Predikat sebagai nabi atau rasul merupakan karunia Allah subhanahu wa ta’ala yang Allah subhanahu wa ta’ala karuniakan kepada orang-orang yang dipilih oleh-Nya. Sebagaimana firman Allah subhanahu wa ta’ala:
“Allah memilih rasul-rasul-(Nya) dari malaikat dan dari manusia; sesungguhnya Allah Maha Mendengar lagi Maha Melihat.” (Al-Hajj: 75)
Kenabian bukanlah kedudukan yang bisa diraih dengan keseriusan amal, kesungguhan ibadah, ataupun pelatihan jiwa, sebagaimana diyakini oleh sebagian orang. Menurut mereka, seseorang bisa meraih predikat kenabian karena memiliki kekuatan olah pikir, kemampuan mengkhayal, dan memiliki retorika yang jitu untuk mempengaruhi orang lain. Maka jangan heran bila sebagian orang mengklaim dirinya telah mencapai martabat nabi. Subhanallah! Tentu saja anggapan tersebut merupakan aqidah yang batil, terbantah dengan firman Allah subhanahu wa ta’ala di atas, terbantah pula dengan firman Allah subhanahu wa ta’ala:
“Allah lebih mengetahui di mana Dia menempatkan tugas kerasulan.” (Al-An’am: 124)
Jumlah Para Nabi dan Rasul
Jumlah para nabi dan rasul sangat banyak. Di antara mereka ada yang disebutkan nama-namanya dalam Al-Qur`an atau dalam hadits-hadits Rasulullah shallallahu ‘alaihi wa sallam.

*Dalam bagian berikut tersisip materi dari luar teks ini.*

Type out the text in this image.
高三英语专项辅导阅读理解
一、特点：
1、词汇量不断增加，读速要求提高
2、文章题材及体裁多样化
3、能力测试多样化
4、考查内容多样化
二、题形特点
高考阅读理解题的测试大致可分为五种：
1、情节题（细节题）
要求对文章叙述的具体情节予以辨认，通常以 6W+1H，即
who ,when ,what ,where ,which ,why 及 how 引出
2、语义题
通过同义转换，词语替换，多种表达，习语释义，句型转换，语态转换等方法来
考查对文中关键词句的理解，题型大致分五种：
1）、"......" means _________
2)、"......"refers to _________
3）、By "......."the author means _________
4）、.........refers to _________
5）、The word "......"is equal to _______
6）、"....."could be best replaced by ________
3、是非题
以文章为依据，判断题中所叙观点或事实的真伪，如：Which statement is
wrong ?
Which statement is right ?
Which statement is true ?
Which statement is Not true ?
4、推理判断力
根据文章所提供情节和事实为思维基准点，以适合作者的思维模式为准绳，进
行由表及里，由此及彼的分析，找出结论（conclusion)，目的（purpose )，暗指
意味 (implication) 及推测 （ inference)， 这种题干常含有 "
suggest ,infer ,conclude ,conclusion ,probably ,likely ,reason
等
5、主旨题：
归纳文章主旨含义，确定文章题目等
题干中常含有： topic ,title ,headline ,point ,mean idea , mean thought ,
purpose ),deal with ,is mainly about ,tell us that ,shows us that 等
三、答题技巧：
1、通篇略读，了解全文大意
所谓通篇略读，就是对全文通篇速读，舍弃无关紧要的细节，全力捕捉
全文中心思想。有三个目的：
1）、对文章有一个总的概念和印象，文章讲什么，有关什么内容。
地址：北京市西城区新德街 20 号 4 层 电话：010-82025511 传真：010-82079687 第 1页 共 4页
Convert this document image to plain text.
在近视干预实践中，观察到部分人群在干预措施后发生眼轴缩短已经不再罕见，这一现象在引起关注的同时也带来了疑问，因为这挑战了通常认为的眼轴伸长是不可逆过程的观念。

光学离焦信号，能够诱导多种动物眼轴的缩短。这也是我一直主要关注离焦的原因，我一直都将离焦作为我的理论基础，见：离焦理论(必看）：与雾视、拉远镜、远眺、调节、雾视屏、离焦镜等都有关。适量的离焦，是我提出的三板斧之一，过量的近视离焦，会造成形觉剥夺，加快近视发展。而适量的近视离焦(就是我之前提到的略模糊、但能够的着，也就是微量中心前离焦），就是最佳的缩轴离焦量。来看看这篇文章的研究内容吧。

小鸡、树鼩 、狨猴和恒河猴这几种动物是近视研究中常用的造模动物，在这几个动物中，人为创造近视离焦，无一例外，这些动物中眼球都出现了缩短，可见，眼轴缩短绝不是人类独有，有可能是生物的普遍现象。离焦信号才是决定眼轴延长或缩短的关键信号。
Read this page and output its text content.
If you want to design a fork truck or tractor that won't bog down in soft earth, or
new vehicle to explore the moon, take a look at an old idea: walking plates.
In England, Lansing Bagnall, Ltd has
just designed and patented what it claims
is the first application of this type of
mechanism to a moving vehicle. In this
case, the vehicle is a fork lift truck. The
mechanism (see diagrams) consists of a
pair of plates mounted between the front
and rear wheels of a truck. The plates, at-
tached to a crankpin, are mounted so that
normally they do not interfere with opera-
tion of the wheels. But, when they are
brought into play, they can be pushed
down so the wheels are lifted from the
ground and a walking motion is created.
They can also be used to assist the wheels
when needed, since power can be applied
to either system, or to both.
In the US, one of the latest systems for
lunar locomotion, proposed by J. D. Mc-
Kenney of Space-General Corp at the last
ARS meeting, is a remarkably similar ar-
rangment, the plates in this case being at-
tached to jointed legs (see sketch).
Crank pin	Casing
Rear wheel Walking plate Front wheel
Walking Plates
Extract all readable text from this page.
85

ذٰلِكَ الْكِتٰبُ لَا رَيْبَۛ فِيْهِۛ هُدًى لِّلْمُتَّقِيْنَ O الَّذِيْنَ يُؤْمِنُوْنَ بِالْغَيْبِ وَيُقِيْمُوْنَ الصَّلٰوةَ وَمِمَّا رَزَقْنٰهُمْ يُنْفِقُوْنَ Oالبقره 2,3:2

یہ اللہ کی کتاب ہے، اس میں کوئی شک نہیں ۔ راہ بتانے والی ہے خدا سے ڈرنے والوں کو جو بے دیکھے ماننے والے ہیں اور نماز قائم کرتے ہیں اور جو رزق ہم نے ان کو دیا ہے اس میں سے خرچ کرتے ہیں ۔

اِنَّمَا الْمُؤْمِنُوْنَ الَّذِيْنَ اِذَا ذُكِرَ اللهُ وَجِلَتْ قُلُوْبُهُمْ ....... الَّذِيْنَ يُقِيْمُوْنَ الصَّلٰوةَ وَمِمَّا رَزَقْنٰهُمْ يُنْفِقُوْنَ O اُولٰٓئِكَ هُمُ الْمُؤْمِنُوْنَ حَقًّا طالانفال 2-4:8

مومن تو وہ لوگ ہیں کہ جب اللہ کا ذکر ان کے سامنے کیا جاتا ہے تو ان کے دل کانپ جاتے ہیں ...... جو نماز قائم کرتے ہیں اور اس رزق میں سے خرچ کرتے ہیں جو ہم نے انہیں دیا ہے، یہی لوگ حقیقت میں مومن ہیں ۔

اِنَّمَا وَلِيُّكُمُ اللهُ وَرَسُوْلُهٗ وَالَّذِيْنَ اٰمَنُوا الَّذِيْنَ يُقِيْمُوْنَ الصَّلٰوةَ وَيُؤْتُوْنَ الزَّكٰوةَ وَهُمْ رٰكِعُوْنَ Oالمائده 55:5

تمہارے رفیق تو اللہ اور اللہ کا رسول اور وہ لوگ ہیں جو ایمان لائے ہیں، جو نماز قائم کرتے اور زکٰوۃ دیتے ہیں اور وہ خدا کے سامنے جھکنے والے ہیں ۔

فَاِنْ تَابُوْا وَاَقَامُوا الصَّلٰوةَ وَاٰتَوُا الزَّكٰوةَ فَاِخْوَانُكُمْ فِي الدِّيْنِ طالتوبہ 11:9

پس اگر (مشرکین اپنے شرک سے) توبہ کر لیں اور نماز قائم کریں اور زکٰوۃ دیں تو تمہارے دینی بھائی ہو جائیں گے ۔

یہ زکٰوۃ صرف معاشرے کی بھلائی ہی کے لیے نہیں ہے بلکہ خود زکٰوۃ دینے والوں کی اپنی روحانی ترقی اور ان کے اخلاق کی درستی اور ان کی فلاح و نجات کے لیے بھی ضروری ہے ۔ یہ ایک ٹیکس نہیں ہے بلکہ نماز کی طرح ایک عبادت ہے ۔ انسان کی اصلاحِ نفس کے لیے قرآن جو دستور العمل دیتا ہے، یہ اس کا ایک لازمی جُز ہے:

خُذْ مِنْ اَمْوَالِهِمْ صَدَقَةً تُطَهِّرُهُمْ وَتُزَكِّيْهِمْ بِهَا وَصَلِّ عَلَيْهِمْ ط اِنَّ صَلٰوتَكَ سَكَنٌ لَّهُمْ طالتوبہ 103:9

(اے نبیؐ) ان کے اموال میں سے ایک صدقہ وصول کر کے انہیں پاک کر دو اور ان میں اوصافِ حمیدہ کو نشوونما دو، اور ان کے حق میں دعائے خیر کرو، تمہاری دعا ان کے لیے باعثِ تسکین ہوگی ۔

Allah subhanahu wa ta’ala berfirman:
“Dan sesungguhnya telah Kami utus beberapa orang rasul sebelum kamu, di antara mereka ada yang Kami ceritakan kepadamu dan di antara mereka ada (pula) yang tidak Kami ceritakan kepadamu.” (Ghafir: 78) ayat semakna juga di surah An-Nisa`: 164.
Maka kita wajib mengimani mereka secara global, yakni kita mengimani bahwa ada sekian banyak nabi dan rasul yang diutus oleh Allah subhanahu wa ta’ala, namun kita tidak mengetahui namanya dan tidak mengetahui kisahnya.
Para rasul yang disebutkan oleh Allah subhanahu wa ta’ala dalam Al-Qur`an ada 25 orang. Ada 18 nama dari mereka yang Allah subhanahu wa ta’ala sebutkan secara berangkai pada satu tempat, yaitu di surah Al-An’am ayat 83-86. Adapun 7 nama lainnya Allah subhanahu wa ta’ala sebutkan di tempat terpisah-pisah dalam Al-Qur`an.
Maka wajib beriman kepada mereka semua secara rinci dengan masing-masing namanya, mengimani kenabian dan kerasulan mereka, serta semua berita, kisah, keutamaan, mukjizat dan berbagai peristiwa lainnya sebagaimana diberitakan dalam Al-Qur`an dan hadits-hadits yang shahih, tidak menambah dan tidak pula menguranginya. Seperti kisah perjalanan dakwah Nabi Nuh ‘alaihis salaam, lengkap dengan perintah Allah subhanahu wa ta’ala kepada beliau ‘alaihis salaam untuk membuat perahu. Demikian pula kisah Nabi Musa ‘alaihis salaam, lengkap dengan peristiwa Allah subhanahu wa ta’ala berbicara kepada Musa ‘alaihis salaam, kemenangan Musa ‘alaihis salaam menghadapi para tukang sihir dengan izin Allah subhanahu wa ta’ala, dll. Demikian pula Allah subhanahu wa ta’ala berikan kemampuan kepada Nabi Sulaimain ‘alaihis salaam untuk menundukkan bangsa jin, memahami bahasa hewan dan lain-lain. Demikian pula para nabi dan rasul lainnya, kita mengimaninya sebagaimana yang terdapat dalam Al-Qur`an dan hadits-hadits yang shahih.
Maka kita tidak boleh mempercayai cerita-cerita palsu yang dibuat tentang kapal Nabi Nuh ‘alaihis salaam, atau bahwa tongkat Nabi Musa ‘alaihis salaam masih tersimpan di tempat ini dan itu misalnya, barang siapa mendapatkannya maka dia akan menjadi orang sakti. Atau mempercayai kuburan tertentu sebagai kuburan Nabi Hud ‘alaihis salaam, sehingga dia mengagungkan dan mengeramatkannya, dan meyakini bahwa ziarah ke kubur Nabi Hud ‘alaihis salaam sama nilainya atau bahkan melebihi ibadah haji! La haula wa la quwwata illa billah! Maka itu semua sama sekali bukan bagian dari keimanan kepada para Nabi dan Rasul ‘alaihimus salaam.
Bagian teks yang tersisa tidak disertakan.